The challenge for the Irish legislature will be in identifying what measures, beyond those which have effectively been pre-approved by the CJEU, will withstand scrutiny. Considering that the validity, from an EU law perspective, of Irish law in this area has been in doubt at least since 2014 and that a substantial overhaul of the 2011 Act has been on Ireland’s ‘to do list’ at least since 2017, the Irish Government will not want to introduce reforms that are likely to be held to be contrary to EU law.
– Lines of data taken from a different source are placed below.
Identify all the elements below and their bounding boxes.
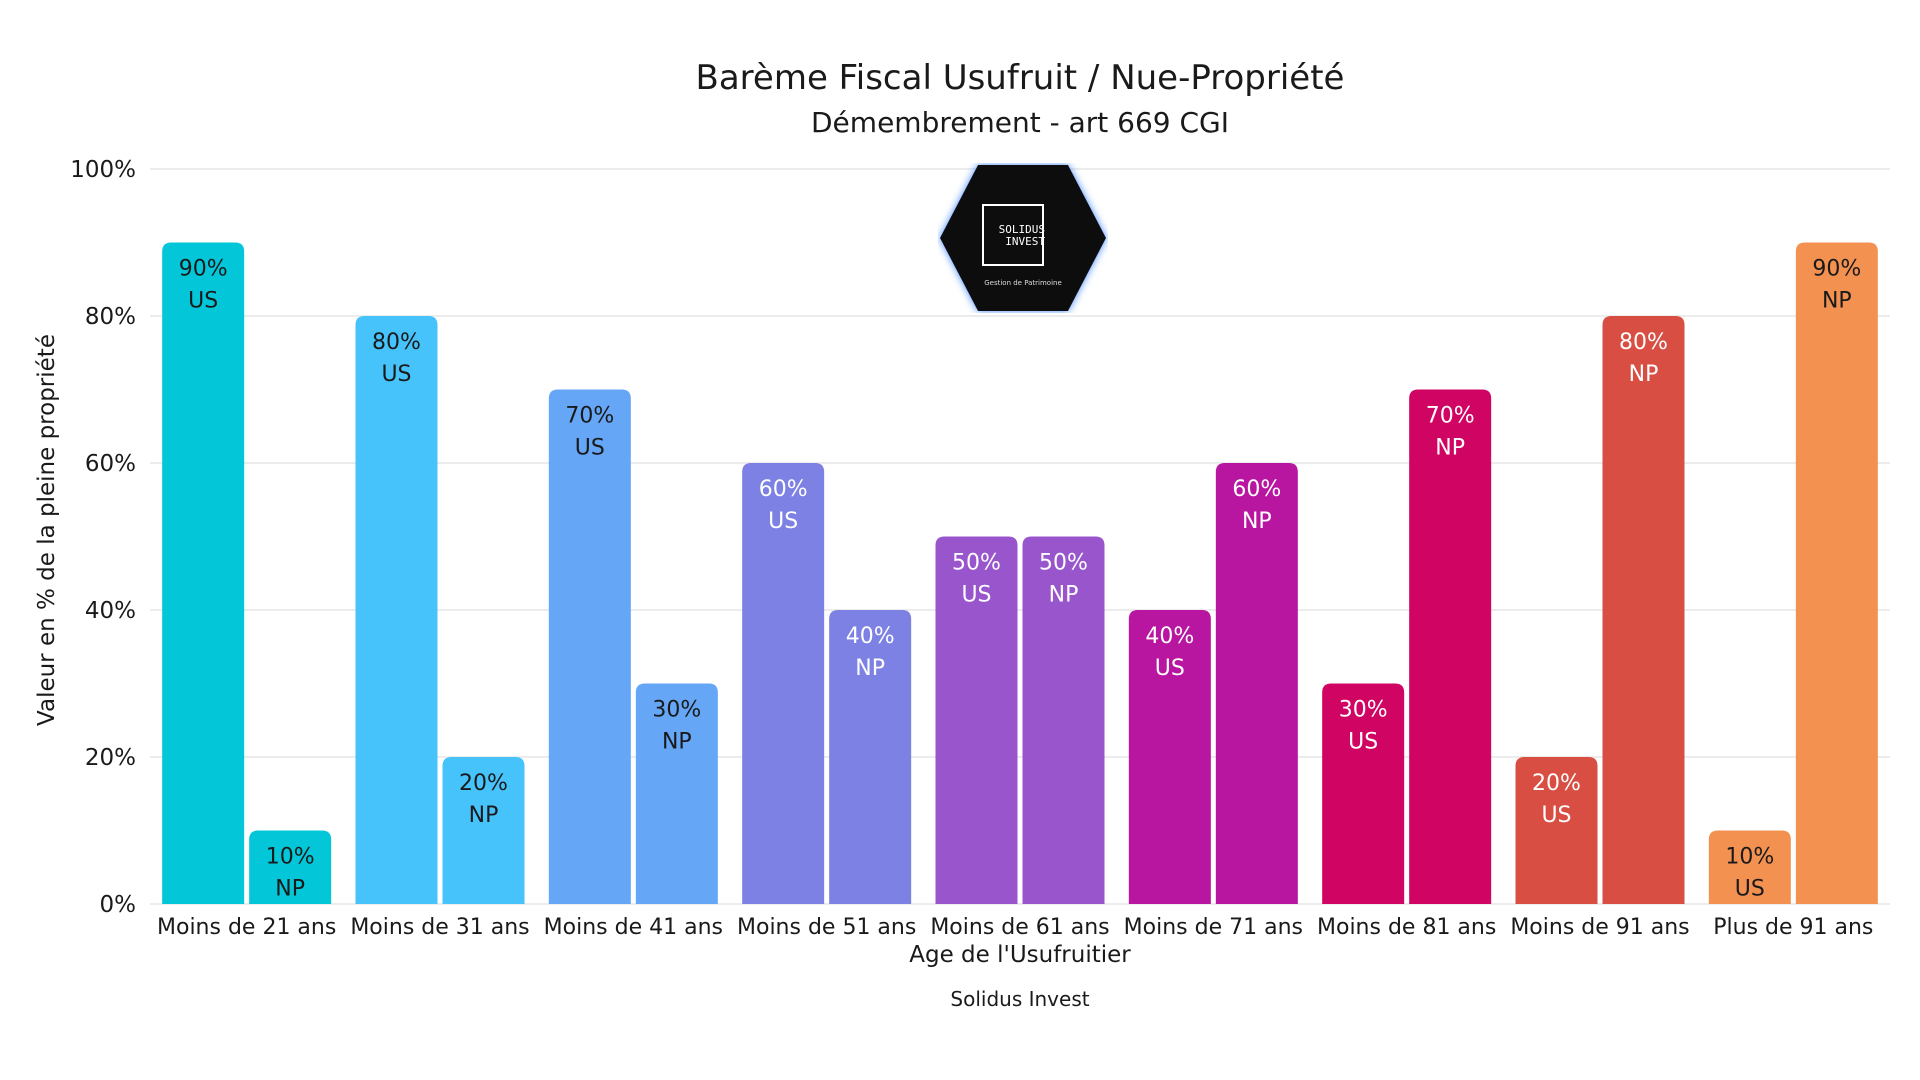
bar-value-label: 20% [459, 771, 508, 796]
bar-np [249, 830, 332, 904]
y-tick-label: 20% [85, 745, 136, 771]
bar-value-label: 40% [846, 624, 895, 649]
bar-series-label: NP [855, 656, 885, 681]
bar-value-label: 70% [565, 404, 614, 429]
bar-us [1322, 683, 1405, 904]
bar-series-label: NP [1629, 362, 1659, 387]
x-tick-label: Moins de 21 ans [157, 915, 336, 940]
y-tick-label: 0% [100, 892, 137, 918]
bar-value-label: 50% [1039, 551, 1088, 576]
x-tick-label: Moins de 41 ans [544, 915, 723, 940]
bar-value-label: 50% [952, 551, 1001, 576]
bar-np [1215, 463, 1298, 904]
bar-value-label: 30% [652, 698, 701, 723]
bar-us [355, 316, 438, 904]
bar-series-label: US [768, 509, 798, 534]
svg-text:Gestion de Patrimoine: Gestion de Patrimoine [984, 279, 1062, 287]
bar-series-label: NP [1242, 509, 1272, 534]
footer-credit: Solidus Invest [950, 987, 1090, 1011]
svg-text:SOLIDUS: SOLIDUS [999, 223, 1045, 236]
bar-value-label: 90% [179, 257, 228, 282]
x-axis-label: Age de l'Usufruitier [909, 942, 1131, 968]
bar-value-label: 90% [1812, 257, 1861, 282]
chart-title: Barème Fiscal Usufruit / Nue-Propriété [695, 58, 1345, 98]
bar-np [1602, 316, 1685, 904]
bar-value-label: 80% [1619, 330, 1668, 355]
bar-value-label: 60% [1232, 477, 1281, 502]
bar-us [935, 536, 1018, 904]
bar-us [162, 242, 245, 904]
bar-series-label: NP [1049, 583, 1079, 608]
bar-np [1022, 536, 1105, 904]
bar-value-label: 70% [1426, 404, 1475, 429]
bar-value-label: 80% [372, 330, 421, 355]
bar-value-label: 30% [1339, 698, 1388, 723]
bar-np [635, 683, 718, 904]
bar-series-label: US [1735, 877, 1765, 902]
svg-text:INVEST: INVEST [1005, 235, 1045, 248]
bar-us [1515, 757, 1598, 904]
x-tick-labels: Moins de 21 ans Moins de 31 ans Moins de 4… [157, 915, 1873, 940]
bar-series-label: NP [1435, 436, 1465, 461]
bar-us [1128, 610, 1211, 904]
bar-value-label: 20% [1532, 771, 1581, 796]
bar-np [1409, 389, 1492, 904]
y-tick-label: 40% [85, 598, 136, 624]
bar-value-label: 60% [759, 477, 808, 502]
bar-series-label: NP [662, 730, 692, 755]
x-tick-label: Moins de 31 ans [350, 915, 529, 940]
bar-np [442, 757, 525, 904]
bar-value-label: 40% [1145, 624, 1194, 649]
x-tick-label: Moins de 81 ans [1317, 915, 1496, 940]
x-tick-label: Moins de 61 ans [930, 915, 1109, 940]
y-tick-labels: 0% 20% 40% 60% 80% 100% [70, 157, 136, 918]
bar-np [1795, 242, 1878, 904]
bar-np [829, 610, 912, 904]
x-tick-label: Plus de 91 ans [1713, 915, 1873, 940]
x-tick-label: Moins de 51 ans [737, 915, 916, 940]
x-tick-label: Moins de 91 ans [1510, 915, 1689, 940]
bar-value-label: 10% [1725, 845, 1774, 870]
bar-series-label: NP [275, 877, 305, 902]
bar-us [548, 389, 631, 904]
bar-series-label: US [188, 289, 218, 314]
bar-series-label: US [1155, 656, 1185, 681]
y-tick-label: 100% [70, 157, 136, 183]
bar-series-label: NP [469, 803, 499, 828]
bar-series-label: US [1348, 730, 1378, 755]
bar-value-label: 10% [266, 845, 315, 870]
bar-us [1708, 830, 1791, 904]
bar-series-label: US [381, 362, 411, 387]
x-tick-label: Moins de 71 ans [1124, 915, 1303, 940]
bar-series-label: US [1541, 803, 1571, 828]
bar-us [742, 463, 825, 904]
y-tick-label: 60% [85, 451, 136, 477]
bar-series-label: US [575, 436, 605, 461]
bars: 90% US 10% NP 80% US 20% NP 70% US 30% NP 60% US 40% NP… [162, 242, 1878, 904]
y-tick-label: 80% [85, 304, 136, 330]
y-axis-label: Valeur en % de la pleine propriété [34, 334, 60, 726]
bar-series-label: NP [1822, 289, 1852, 314]
bar-series-label: US [961, 583, 991, 608]
chart-subtitle: Démembrement - art 669 CGI [811, 106, 1229, 139]
solidus-invest-logo: SOLIDUS INVEST Gestion de Patrimoine [940, 165, 1106, 311]
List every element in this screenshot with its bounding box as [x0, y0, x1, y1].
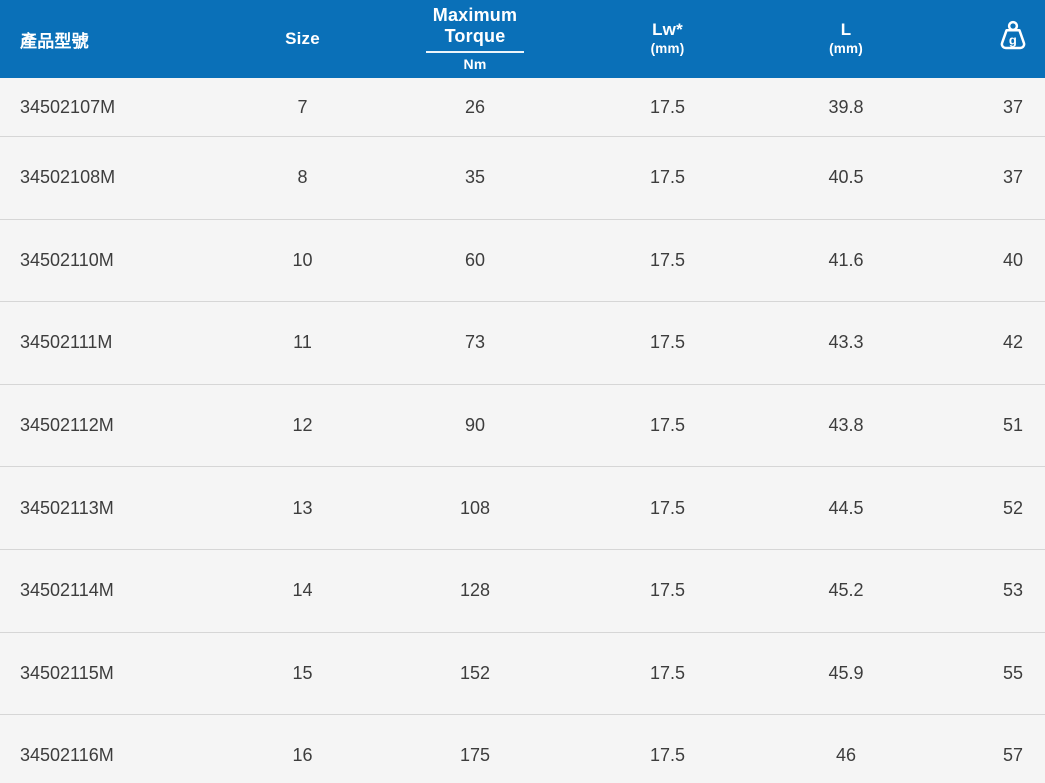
cell-size: 14	[292, 580, 313, 601]
cell-lw: 17.5	[649, 167, 686, 188]
table-body: 34502107M 7 26 17.5 39.8 37 34502108M 8 …	[0, 78, 1045, 783]
cell-max-torque: 175	[459, 745, 491, 766]
cell-model: 34502115M	[20, 662, 114, 683]
cell-size: 8	[297, 167, 308, 188]
cell-l: 43.3	[828, 332, 864, 353]
table-row: 34502114M 14 128 17.5 45.2 53	[0, 548, 1045, 632]
cell-model: 34502108M	[20, 167, 116, 188]
cell-model: 34502112M	[20, 415, 114, 436]
cell-max-torque: 152	[459, 662, 491, 683]
max-torque-unit: Nm	[463, 55, 487, 72]
cell-lw: 17.5	[649, 415, 686, 436]
cell-weight: 37	[1002, 96, 1023, 117]
cell-size: 11	[293, 332, 312, 353]
column-header-weight: g	[932, 0, 1045, 78]
cell-l: 39.8	[828, 96, 864, 117]
cell-size: 16	[292, 745, 313, 766]
weight-unit-label: g	[1009, 33, 1017, 48]
cell-l: 44.5	[828, 497, 864, 518]
cell-weight: 40	[1002, 249, 1023, 270]
l-unit: (mm)	[829, 41, 863, 57]
cell-model: 34502114M	[20, 580, 114, 601]
cell-size: 12	[292, 415, 313, 436]
cell-weight: 53	[1002, 580, 1023, 601]
cell-l: 45.2	[828, 580, 864, 601]
cell-weight: 42	[1002, 332, 1023, 353]
cell-lw: 17.5	[649, 332, 686, 353]
cell-max-torque: 73	[464, 332, 486, 353]
column-header-l: L (mm)	[760, 0, 932, 78]
column-header-max-torque: Maximum Torque Nm	[375, 0, 575, 78]
cell-max-torque: 60	[464, 249, 486, 270]
cell-size: 7	[297, 96, 308, 117]
cell-max-torque: 35	[464, 167, 486, 188]
cell-max-torque: 26	[464, 96, 486, 117]
cell-lw: 17.5	[649, 745, 686, 766]
column-header-model: 產品型號	[0, 0, 230, 78]
cell-l: 41.6	[828, 249, 864, 270]
cell-size: 10	[292, 249, 313, 270]
cell-weight: 51	[1002, 415, 1023, 436]
table-row: 34502107M 7 26 17.5 39.8 37	[0, 78, 1045, 136]
cell-lw: 17.5	[649, 249, 686, 270]
cell-lw: 17.5	[649, 662, 686, 683]
table-row: 34502115M 15 152 17.5 45.9 55	[0, 631, 1045, 715]
weight-gram-icon: g	[1000, 20, 1026, 50]
cell-lw: 17.5	[649, 497, 686, 518]
cell-model: 34502110M	[20, 249, 114, 270]
table-row: 34502116M 16 175 17.5 46 57	[0, 714, 1045, 783]
column-header-model-label: 產品型號	[20, 31, 89, 51]
cell-l: 45.9	[828, 662, 864, 683]
column-header-size-label: Size	[285, 29, 320, 48]
cell-max-torque: 90	[464, 415, 486, 436]
l-label: L	[840, 19, 852, 39]
table-row: 34502112M 12 90 17.5 43.8 51	[0, 383, 1045, 467]
cell-lw: 17.5	[649, 96, 686, 117]
cell-lw: 17.5	[649, 580, 686, 601]
cell-model: 34502113M	[20, 497, 114, 518]
cell-size: 13	[292, 497, 313, 518]
cell-weight: 57	[1002, 745, 1023, 766]
column-header-lw: Lw* (mm)	[575, 0, 760, 78]
lw-unit: (mm)	[650, 41, 685, 57]
table-header-row: 產品型號 Size Maximum Torque Nm Lw* (mm) L (…	[0, 0, 1045, 78]
max-torque-label: Maximum Torque	[426, 5, 524, 53]
table-row: 34502113M 13 108 17.5 44.5 52	[0, 466, 1045, 549]
table-row: 34502108M 8 35 17.5 40.5 37	[0, 136, 1045, 219]
cell-weight: 55	[1002, 662, 1023, 683]
lw-label: Lw*	[652, 19, 683, 39]
cell-max-torque: 128	[459, 580, 491, 601]
cell-l: 40.5	[828, 167, 864, 188]
cell-weight: 52	[1002, 497, 1023, 518]
cell-l: 43.8	[828, 415, 864, 436]
cell-model: 34502107M	[20, 96, 116, 117]
cell-model: 34502116M	[20, 745, 114, 766]
cell-weight: 37	[1002, 167, 1023, 188]
cell-model: 34502111M	[20, 332, 113, 353]
cell-max-torque: 108	[459, 497, 491, 518]
column-header-size: Size	[230, 0, 375, 78]
table-row: 34502111M 11 73 17.5 43.3 42	[0, 301, 1045, 384]
table-row: 34502110M 10 60 17.5 41.6 40	[0, 218, 1045, 302]
cell-l: 46	[835, 745, 857, 766]
cell-size: 15	[292, 662, 313, 683]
In the meantime, once the 2022 Amendment Act is brought into force the 2011 Act as amended by the 2022 Amendment Act will govern the retention of and access to traffic and location date for the time being. Under changes that will be introduced by the 2022 Amendment Act:

• the general and indiscriminate retention of communications traffic and location data may only be permitted on national security grounds, where approved by a designated judge following an application by the Minister for Justice in circumstances where the Minister is satisfied that there exists a serious and genuine, present or foreseeable threat to national security;

• preservation and production orders may be obtained by AGS to facilitate the preservation of and access to specified communications data held by service providers for both national security and for the investigation of serious crime, where permitted by an authorising judge;

• a failure by a provider of electronic communications services who is subject to the 2011 Act, as amended, to comply with certain provisions will amount to a criminal offence and be punishable on summary conviction to a class A fine or imprisonment for up to 12 months; or on conviction on indictment to a fine not exceeding €500,000 or imprisonment for up to 5 years, or both.  Where such an offence is committed by a body corporate and is proved to have been committed with the consent or connivance of, or due to any neglect of, a director, manager, secretary or other officer of the body corporate, then that individual will also be guilty of that offence. 

Service providers who are subject to 2011 Act and law enforcement authorities who rely on it to access telecommunications data for criminal justice and national security purposes are reviewing and updating their practices as necessary to prepare for the changes that will be introduced by the 2022 Amendment Act. More generally, all stakeholders who have an interest in communications data retention laws, including service providers, law enforcement authorities, representatives of those charged with serious criminal offences and the victims of those crimes and civil rights groups, will be monitoring further developments in this area closely.